Duty of Candour Report Jan 2023 – Dec 2023
Duncan and Todd Group
In 2014, the General Optical Council (GOC) signed up to a joint statement with other healthcare regulators which outlined the expectations of professional duty of candour from registered Optometrists and Dispensing Opticians.
Duty of Candour Annual Reporting
To fulfil our duty of candour responsibilities, this report describes the unintended or unexpected incidents that occurred within optometry practice during the last year.
Duty of Candour responsibilities and process.
The Duncan and Todd Group’s policy is that we are open, honest, and transparent about all aspects of patient care. We aim to provide high-quality, patient-centred eye care.
If we become aware of a situation in which an unintended or unexpected incident occurred in the provision of a patient’s eyecare or things went wrong with a patient’s eyecare, we may have a duty to inform the patient and apologise, regardless of whether a complaint or feedback has been received. This does not necessarily mean that we admit wrongdoing.
Any such incidents of this nature should be first discussed with the clinician responsible at the time. After this, Professional Services should be consulted before contact with the patient. Wherever there are learnings to be had from a situation, this should be communicated across the group. The Duncan and Todd Group policy is to constantly strive to improve our patient experience via openness and honesty.
The Duncan and Todd Group policy is in line with the statutory Organisational Duty of Candour in the Health (Tobacco, Nicotine etc. and Care) (Scotland) Act 2016 (the “statutory duty of candour”) and the General Optical Council’s Professional Duty of Candour in Article 2.1.2 of the Standards for Optical Businesses (the “professional duty of candour”).
Unexpected or Unintended Incidents Jan 2023 – Dec 2023
Between 1st of January 2023 and 31st of December 2023, there were 2 incidents across the group in which the duty of candour applied. These were unintended and unexpected incidents that resulted in harm as defined in the Act.
Duncan and Todd identified these incidents and carried out formal investigations.
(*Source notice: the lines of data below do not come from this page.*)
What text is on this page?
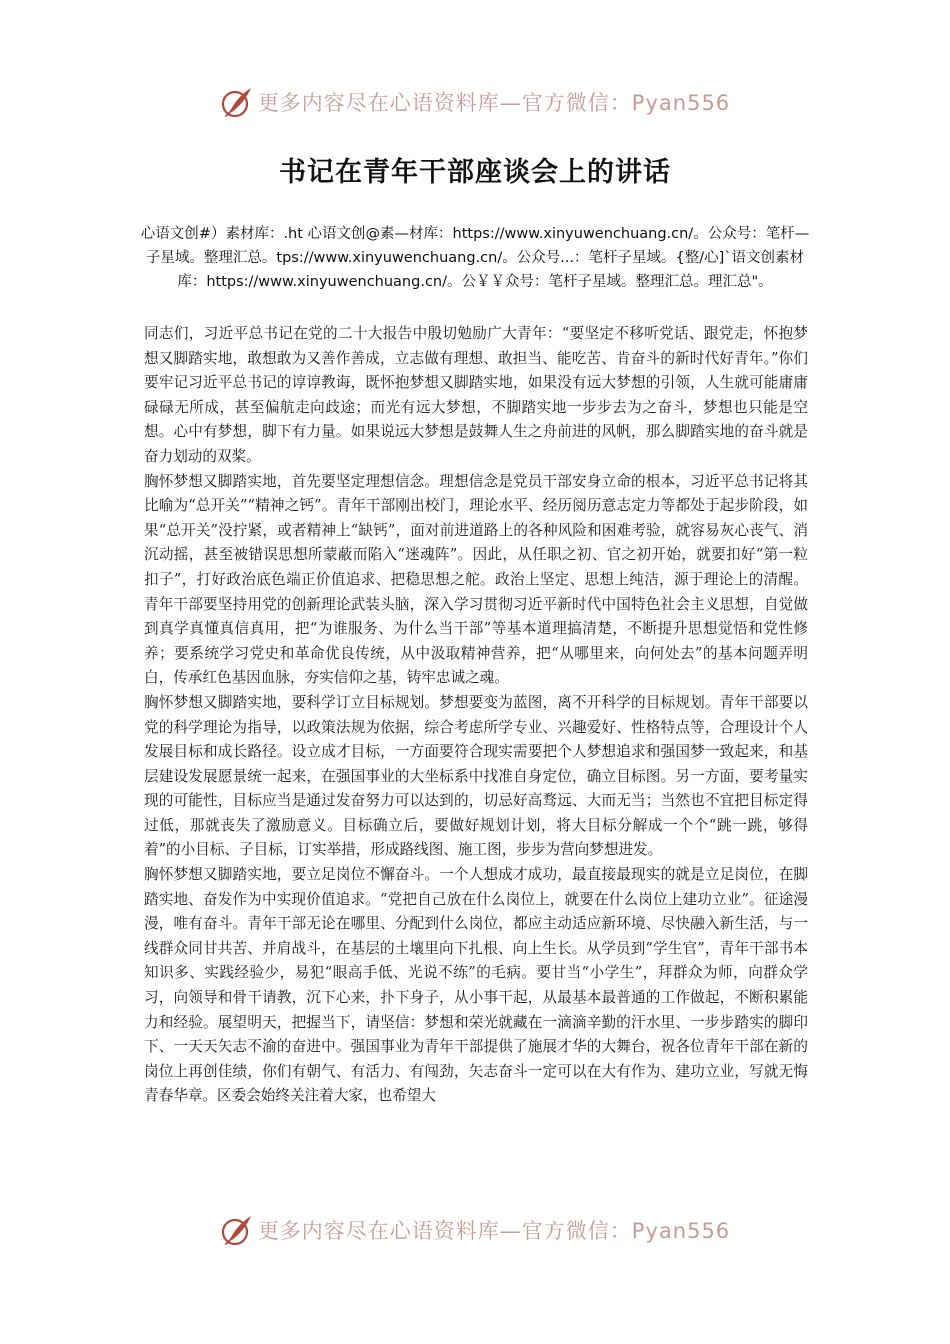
更多内容尽在心语资料库—官方微信：Pyan556
书记在青年干部座谈会上的讲话

心语文创#）素材库：.ht 心语文创@素—材库：https://www.xinyuwenchuang.cn/。公众号：笔杆—子星域。整理汇总。tps://www.xinyuwenchuang.cn/。公众号...：笔杆子星域。{整/心]`语文创素材库：https://www.xinyuwenchuang.cn/。公￥￥众号：笔杆子星域。整理汇总。理汇总"。

同志们，习近平总书记在党的二十大报告中殷切勉励广大青年：“要坚定不移听党话、跟党走，怀抱梦想又脚踏实地，敢想敢为又善作善成，立志做有理想、敢担当、能吃苦、肯奋斗的新时代好青年。”你们要牢记习近平总书记的谆谆教诲，既怀抱梦想又脚踏实地，如果没有远大梦想的引领，人生就可能庸庸碌碌无所成，甚至偏航走向歧途；而光有远大梦想，不脚踏实地一步步去为之奋斗，梦想也只能是空想。心中有梦想，脚下有力量。如果说远大梦想是鼓舞人生之舟前进的风帆，那么脚踏实地的奋斗就是奋力划动的双桨。

胸怀梦想又脚踏实地，首先要坚定理想信念。理想信念是党员干部安身立命的根本，习近平总书记将其比喻为“总开关”“精神之钙”。青年干部刚出校门，理论水平、经历阅历意志定力等都处于起步阶段，如果“总开关”没拧紧，或者精神上“缺钙”，面对前进道路上的各种风险和困难考验，就容易灰心丧气、消沉动摇，甚至被错误思想所蒙蔽而陷入“迷魂阵”。因此，从任职之初、官之初开始，就要扣好“第一粒扣子”，打好政治底色端正价值追求、把稳思想之舵。政治上坚定、思想上纯洁，源于理论上的清醒。青年干部要坚持用党的创新理论武装头脑，深入学习贯彻习近平新时代中国特色社会主义思想，自觉做到真学真懂真信真用，把“为谁服务、为什么当干部”等基本道理搞清楚，不断提升思想觉悟和党性修养；要系统学习党史和革命优良传统，从中汲取精神营养，把“从哪里来，向何处去”的基本问题弄明白，传承红色基因血脉，夯实信仰之基，铸牢忠诚之魂。

胸怀梦想又脚踏实地，要科学订立目标规划。梦想要变为蓝图，离不开科学的目标规划。青年干部要以党的科学理论为指导，以政策法规为依据，综合考虑所学专业、兴趣爱好、性格特点等，合理设计个人发展目标和成长路径。设立成才目标，一方面要符合现实需要把个人梦想追求和强国梦一致起来，和基层建设发展愿景统一起来，在强国事业的大坐标系中找准自身定位，确立目标图。另一方面，要考量实现的可能性，目标应当是通过发奋努力可以达到的，切忌好高骛远、大而无当；当然也不宜把目标定得过低，那就丧失了激励意义。目标确立后，要做好规划计划，将大目标分解成一个个“跳一跳，够得着”的小目标、子目标，订实举措，形成路线图、施工图，步步为营向梦想进发。

胸怀梦想又脚踏实地，要立足岗位不懈奋斗。一个人想成才成功，最直接最现实的就是立足岗位，在脚踏实地、奋发作为中实现价值追求。“党把自己放在什么岗位上，就要在什么岗位上建功立业”。征途漫漫，唯有奋斗。青年干部无论在哪里、分配到什么岗位，都应主动适应新环境、尽快融入新生活，与一线群众同甘共苦、并肩战斗，在基层的土壤里向下扎根、向上生长。从学员到“学生官”，青年干部书本知识多、实践经验少，易犯“眼高手低、光说不练”的毛病。要甘当“小学生”，拜群众为师，向群众学习，向领导和骨干请教，沉下心来，扑下身子，从小事干起，从最基本最普通的工作做起，不断积累能力和经验。展望明天，把握当下，请坚信：梦想和荣光就藏在一滴滴辛勤的汗水里、一步步踏实的脚印下、一天天矢志不渝的奋进中。强国事业为青年干部提供了施展才华的大舞台，祝各位青年干部在新的岗位上再创佳绩，你们有朝气、有活力、有闯劲，矢志奋斗一定可以在大有作为、建功立业，写就无悔青春华章。区委会始终关注着大家，也希望大

更多内容尽在心语资料库—官方微信：Pyan556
These investigations have allowed us to identify improvements which have been implemented across the company.
Type of unexpected or unintended incident |
Number of times this happened |
Someone has died |
0 |
Someone has permanently less bodily, sensory, motor, physiologic or intellectual functions |
0 |
Someone’s treatment has increased because of harm |
2 |
The structure of someone’s body changes because of harm |
0 |
Someone’s life expectancy becomes shorter because of harm |
0 |
Someone’s sensory, motor or intellectual functions is impaired for >28 days |
0 |
Someone experience pain or psychological harm for >28 days |
0 |
A person needed health treatment in order to prevent them dying |
0 |
A person needing health treatment in order to prevent other injuries |
0 |
Procedures
During this incident the correct procedure was followed:
- We informed the person affected, apologised to them, and arranged meetings with them.
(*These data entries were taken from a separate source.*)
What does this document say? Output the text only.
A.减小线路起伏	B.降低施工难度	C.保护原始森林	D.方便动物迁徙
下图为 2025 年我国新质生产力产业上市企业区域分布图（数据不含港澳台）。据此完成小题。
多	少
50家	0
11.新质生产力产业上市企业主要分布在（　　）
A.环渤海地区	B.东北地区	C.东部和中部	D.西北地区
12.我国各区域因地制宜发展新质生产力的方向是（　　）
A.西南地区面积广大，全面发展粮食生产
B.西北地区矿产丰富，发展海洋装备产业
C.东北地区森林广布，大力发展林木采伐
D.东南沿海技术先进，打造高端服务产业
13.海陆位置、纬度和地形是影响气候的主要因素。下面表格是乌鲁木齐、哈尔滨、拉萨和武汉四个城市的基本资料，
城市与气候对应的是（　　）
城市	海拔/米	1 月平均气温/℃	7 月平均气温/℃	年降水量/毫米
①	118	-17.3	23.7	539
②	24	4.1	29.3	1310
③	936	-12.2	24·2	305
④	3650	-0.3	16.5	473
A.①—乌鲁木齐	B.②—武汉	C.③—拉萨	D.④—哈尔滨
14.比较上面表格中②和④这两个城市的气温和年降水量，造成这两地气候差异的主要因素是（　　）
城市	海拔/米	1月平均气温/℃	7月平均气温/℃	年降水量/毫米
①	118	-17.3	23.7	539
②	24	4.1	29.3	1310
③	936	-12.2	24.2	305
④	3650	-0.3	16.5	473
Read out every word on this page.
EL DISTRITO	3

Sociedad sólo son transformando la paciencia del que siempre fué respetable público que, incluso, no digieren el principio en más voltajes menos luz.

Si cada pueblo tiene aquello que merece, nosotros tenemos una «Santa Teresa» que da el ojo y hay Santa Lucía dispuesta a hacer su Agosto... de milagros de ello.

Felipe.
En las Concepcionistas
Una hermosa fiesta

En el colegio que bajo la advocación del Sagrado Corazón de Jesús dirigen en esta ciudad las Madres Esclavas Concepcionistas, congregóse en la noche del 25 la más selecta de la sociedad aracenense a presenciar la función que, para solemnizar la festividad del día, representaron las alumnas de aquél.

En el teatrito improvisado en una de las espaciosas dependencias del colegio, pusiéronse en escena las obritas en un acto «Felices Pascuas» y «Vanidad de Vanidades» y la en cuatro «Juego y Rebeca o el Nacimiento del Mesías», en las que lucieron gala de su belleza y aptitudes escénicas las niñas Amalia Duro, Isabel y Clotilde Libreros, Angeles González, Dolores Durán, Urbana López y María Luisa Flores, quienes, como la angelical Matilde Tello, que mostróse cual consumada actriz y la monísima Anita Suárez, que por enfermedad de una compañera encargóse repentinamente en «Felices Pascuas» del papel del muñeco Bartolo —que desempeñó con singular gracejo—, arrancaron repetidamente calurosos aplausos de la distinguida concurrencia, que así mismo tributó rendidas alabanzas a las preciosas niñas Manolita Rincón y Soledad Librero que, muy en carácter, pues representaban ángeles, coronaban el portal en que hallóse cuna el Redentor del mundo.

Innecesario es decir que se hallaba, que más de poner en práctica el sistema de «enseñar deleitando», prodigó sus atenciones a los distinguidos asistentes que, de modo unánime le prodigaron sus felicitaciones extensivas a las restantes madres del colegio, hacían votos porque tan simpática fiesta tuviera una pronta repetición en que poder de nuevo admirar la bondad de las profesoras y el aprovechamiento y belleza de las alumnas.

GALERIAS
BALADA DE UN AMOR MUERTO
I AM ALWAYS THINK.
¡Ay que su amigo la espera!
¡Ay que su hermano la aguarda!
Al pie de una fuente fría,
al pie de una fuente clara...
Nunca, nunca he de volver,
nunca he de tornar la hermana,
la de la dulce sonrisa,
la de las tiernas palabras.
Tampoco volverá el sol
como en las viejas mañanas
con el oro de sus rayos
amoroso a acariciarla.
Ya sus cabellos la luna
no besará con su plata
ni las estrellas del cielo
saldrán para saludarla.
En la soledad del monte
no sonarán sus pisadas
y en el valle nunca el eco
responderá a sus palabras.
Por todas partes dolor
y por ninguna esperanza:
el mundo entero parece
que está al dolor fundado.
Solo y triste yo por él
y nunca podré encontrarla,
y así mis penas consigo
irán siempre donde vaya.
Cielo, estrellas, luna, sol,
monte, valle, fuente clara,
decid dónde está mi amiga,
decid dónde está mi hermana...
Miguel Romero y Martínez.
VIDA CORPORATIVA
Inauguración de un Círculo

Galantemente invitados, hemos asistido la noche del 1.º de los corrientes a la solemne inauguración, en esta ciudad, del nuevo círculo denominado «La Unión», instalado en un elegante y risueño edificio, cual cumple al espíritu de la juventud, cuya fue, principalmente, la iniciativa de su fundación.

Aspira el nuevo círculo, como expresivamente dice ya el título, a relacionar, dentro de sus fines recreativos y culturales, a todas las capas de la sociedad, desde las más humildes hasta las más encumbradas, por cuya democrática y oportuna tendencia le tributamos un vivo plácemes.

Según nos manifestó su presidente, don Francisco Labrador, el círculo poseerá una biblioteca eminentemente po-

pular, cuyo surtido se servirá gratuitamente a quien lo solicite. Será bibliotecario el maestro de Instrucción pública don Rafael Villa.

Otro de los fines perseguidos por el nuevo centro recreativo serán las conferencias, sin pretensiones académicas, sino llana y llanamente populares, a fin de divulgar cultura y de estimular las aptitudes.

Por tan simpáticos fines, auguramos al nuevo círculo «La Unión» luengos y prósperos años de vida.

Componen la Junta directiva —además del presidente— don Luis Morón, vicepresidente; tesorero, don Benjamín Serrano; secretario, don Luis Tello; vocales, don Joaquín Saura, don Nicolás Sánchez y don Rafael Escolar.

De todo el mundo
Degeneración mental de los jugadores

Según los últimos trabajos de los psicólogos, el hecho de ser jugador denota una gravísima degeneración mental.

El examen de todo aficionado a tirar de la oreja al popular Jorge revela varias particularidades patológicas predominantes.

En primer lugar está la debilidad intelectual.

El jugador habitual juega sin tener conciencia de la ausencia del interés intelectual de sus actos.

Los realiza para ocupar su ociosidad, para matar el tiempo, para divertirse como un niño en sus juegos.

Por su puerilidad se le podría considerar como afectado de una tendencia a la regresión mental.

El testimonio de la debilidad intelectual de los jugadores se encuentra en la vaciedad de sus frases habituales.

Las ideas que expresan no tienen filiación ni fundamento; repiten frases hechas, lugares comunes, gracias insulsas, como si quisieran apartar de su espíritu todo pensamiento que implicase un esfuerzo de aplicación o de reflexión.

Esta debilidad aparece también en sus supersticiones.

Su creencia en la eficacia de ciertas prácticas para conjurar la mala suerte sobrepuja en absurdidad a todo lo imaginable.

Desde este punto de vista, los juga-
- Internal senior management reflected on the events, conducted a full investigation and identified where we could improve policy.
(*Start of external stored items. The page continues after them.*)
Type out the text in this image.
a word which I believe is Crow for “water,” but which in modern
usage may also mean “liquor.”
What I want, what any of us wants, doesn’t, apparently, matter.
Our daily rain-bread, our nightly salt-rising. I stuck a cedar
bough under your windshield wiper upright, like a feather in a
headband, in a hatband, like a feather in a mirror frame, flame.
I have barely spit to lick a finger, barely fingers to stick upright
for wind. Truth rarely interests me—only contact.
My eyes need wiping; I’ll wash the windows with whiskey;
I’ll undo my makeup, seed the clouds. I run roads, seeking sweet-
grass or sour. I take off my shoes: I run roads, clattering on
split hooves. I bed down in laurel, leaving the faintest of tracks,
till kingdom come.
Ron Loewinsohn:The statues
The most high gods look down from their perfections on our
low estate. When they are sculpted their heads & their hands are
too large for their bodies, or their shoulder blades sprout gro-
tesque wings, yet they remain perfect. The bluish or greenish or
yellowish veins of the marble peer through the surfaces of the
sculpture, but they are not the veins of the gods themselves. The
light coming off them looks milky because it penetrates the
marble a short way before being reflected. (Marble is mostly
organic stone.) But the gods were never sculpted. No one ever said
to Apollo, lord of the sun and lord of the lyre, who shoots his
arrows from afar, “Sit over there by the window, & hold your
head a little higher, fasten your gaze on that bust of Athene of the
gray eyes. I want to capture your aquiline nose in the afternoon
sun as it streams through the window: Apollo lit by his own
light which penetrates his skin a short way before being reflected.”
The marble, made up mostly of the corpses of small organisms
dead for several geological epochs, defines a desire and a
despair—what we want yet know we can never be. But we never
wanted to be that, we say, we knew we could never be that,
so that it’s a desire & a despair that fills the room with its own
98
- These findings allowed us to tighten the policy and update staff training which was implemented across the group.
Actions
- Review of referral procedures, including guidance on trigger points to refer to chronic conditions.
- Establish protocols to flag recurrent problems that do not appear to respond to management.
- Introduce additional communication with patients regarding clinical management plans.
- Provide additional training around less common anterior eye conditions.
- Ensure patients are involved with decision-making regarding referral pathways and explanations around particular pathways taken.